Summary
This Form 8-K filing by WellPoint, Inc. (now Elevance Health, Inc.) on September 14, 2012, primarily details changes to the compensation of its Interim President and Chief Executive Officer, John Cannon, and amendments to the company's By-laws. Key compensation adjustments for Mr. Cannon include an increased monthly base salary, a revised target annual cash incentive at 110% of base salary, and a significant restricted stock unit grant valued at $2.5 million. These changes were approved by the Compensation Committee to align with his interim leadership role and are effective retroactively for salary and incentive components from late August 2012, with the stock grant to be awarded in early October 2012. Additionally, the company's By-laws were amended to clarify the CEO's role in Board meetings. Specifically, the CEO is no longer required to be a Board member, and will preside over Board meetings in the absence of the Chair and Lead Director, provided they are a Director. These by-law changes took effect upon their adoption by the Board.
Key Highlights
- 1John Cannon, Interim President and CEO, received compensation adjustments including a base salary increase to $83,333/month and a target annual cash incentive of 110% of base salary.

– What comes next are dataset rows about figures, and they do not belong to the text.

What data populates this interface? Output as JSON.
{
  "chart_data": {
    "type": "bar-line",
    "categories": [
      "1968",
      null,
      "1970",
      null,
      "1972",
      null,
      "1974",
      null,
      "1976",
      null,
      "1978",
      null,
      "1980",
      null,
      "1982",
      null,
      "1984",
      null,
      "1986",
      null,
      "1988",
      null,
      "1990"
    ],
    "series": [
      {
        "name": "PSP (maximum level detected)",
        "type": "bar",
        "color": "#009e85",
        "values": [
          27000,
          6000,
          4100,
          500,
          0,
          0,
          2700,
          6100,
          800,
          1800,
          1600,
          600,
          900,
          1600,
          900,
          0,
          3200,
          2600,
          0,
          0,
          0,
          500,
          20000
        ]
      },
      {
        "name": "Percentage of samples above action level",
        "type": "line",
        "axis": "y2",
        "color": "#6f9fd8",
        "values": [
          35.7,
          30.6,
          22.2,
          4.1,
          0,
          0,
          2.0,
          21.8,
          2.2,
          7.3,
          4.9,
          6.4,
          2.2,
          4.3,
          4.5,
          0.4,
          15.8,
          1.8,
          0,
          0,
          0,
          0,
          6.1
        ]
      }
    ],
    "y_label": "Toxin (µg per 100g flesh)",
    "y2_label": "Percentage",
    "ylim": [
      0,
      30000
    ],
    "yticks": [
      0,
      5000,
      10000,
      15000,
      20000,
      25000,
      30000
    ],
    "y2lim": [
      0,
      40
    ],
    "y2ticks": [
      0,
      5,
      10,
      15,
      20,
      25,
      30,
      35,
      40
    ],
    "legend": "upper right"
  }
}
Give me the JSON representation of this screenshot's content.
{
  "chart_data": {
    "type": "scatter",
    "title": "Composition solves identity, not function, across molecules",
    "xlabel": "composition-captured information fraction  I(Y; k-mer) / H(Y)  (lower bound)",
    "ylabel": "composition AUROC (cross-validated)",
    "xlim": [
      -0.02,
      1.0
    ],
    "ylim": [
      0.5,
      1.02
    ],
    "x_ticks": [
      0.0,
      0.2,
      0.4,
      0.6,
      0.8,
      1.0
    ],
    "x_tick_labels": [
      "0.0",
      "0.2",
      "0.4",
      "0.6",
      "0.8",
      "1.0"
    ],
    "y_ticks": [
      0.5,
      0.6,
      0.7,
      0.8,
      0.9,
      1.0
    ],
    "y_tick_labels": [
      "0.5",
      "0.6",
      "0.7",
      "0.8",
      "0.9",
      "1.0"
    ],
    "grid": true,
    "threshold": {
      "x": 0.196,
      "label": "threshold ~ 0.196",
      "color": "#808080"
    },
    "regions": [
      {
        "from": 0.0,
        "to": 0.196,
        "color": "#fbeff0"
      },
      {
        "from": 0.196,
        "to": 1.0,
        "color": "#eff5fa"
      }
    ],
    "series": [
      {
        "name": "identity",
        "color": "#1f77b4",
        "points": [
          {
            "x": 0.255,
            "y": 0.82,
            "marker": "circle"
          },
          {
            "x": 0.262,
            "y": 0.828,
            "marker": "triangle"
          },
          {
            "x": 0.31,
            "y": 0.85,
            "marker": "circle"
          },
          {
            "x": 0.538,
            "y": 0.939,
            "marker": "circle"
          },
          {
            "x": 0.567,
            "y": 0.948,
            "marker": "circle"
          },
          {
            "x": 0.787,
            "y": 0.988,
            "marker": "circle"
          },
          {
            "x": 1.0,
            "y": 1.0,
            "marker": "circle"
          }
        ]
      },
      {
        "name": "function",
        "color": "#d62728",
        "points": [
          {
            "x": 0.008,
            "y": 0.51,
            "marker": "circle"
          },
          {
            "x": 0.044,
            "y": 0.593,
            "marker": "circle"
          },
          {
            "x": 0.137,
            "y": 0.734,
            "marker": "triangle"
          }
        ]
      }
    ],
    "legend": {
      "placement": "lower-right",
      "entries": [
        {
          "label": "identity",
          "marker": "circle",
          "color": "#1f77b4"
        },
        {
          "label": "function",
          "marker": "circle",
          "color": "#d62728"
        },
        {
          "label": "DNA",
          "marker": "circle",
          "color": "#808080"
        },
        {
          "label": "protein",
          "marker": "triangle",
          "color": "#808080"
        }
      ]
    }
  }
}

- 2A restricted stock unit award valued at $2.5 million was granted to John Cannon, vesting over four years starting October 1, 2013.
- 3The compensation changes for Mr. Cannon are effective retroactively for salary and incentive components to August 27, 2012.
- 4WellPoint's By-laws were amended to state that the CEO is not required to be a member of the Board of Directors.
- 5Amendments to the By-laws also stipulate that the CEO shall preside at Board meetings if the Chair and Lead Director are absent, provided the CEO is a Director.
- 6The By-law amendments took effect upon adoption by the Board of Directors on September 12, 2012.